Rosetta spies Comet Churyumov-Gerasimenko
The European Space Agency’s Rosetta spacecraft, launched in 2004, has just gone into hibernation until 2014, as it continues to cruise towards its far-flung rendezvous with a comet. Once there it will drop a lander on the nucleus and then accompany the comet as it orbits towards the Sun. Before Rosetta went to sleep, its camera OSIRIS was able to pick out its target, Comet Churyumov-Gerasimenko,160 million kilometres away among the background stars. This is the picture released today from the Max Planck Institute for Solar System Research (MPS).

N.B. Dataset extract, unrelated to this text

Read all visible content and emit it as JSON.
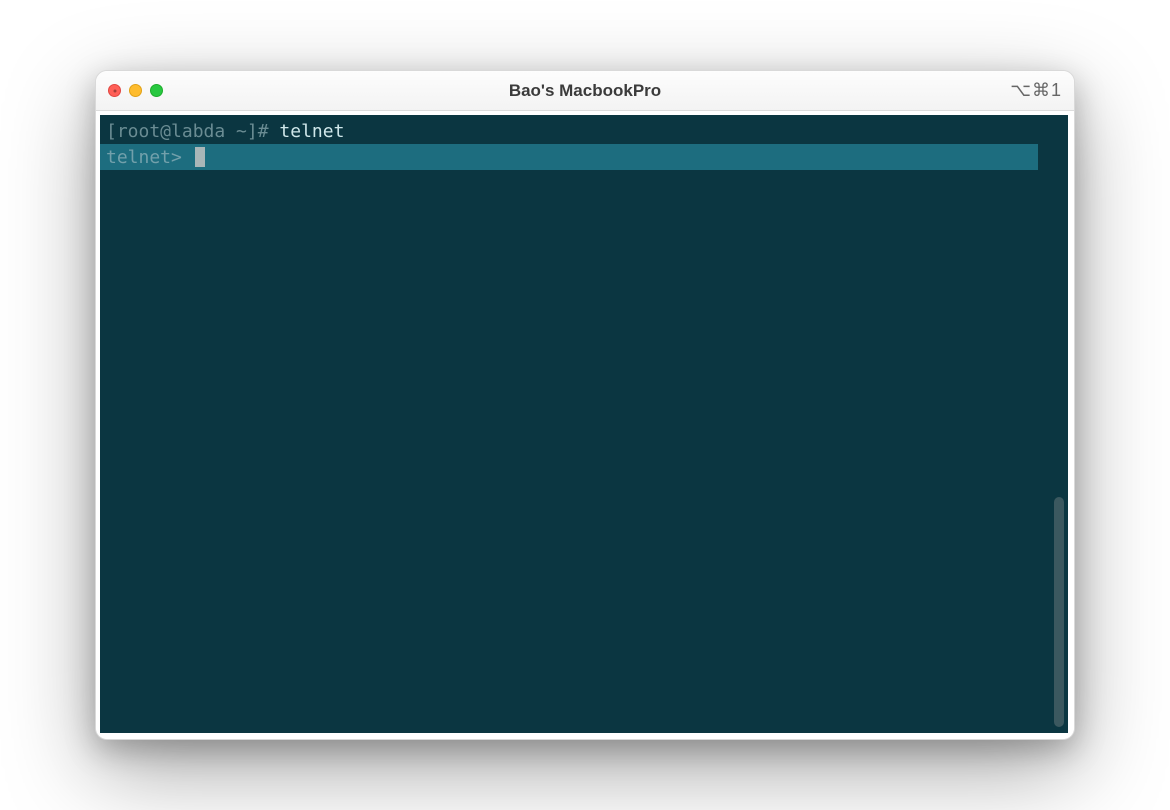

“We had not expected to be able to create first images from so far away,” says the lead investigator for OSIRIS, Holger Sierks of MPS.
The press release from MPS is here http://www.mps.mpg.de/en/aktuelles/pressenotizen/pressenotiz_20110608.html
And from ESA here http://www.esa.int/esaSC/SEM38RJ4LOG_index_0.html
By the way, next week (15 June) I’ll be taking part in an ESA TV programme about Rosetta and its predecessor Giotto, at ESOC, ESA’s mission control in Darmstadt.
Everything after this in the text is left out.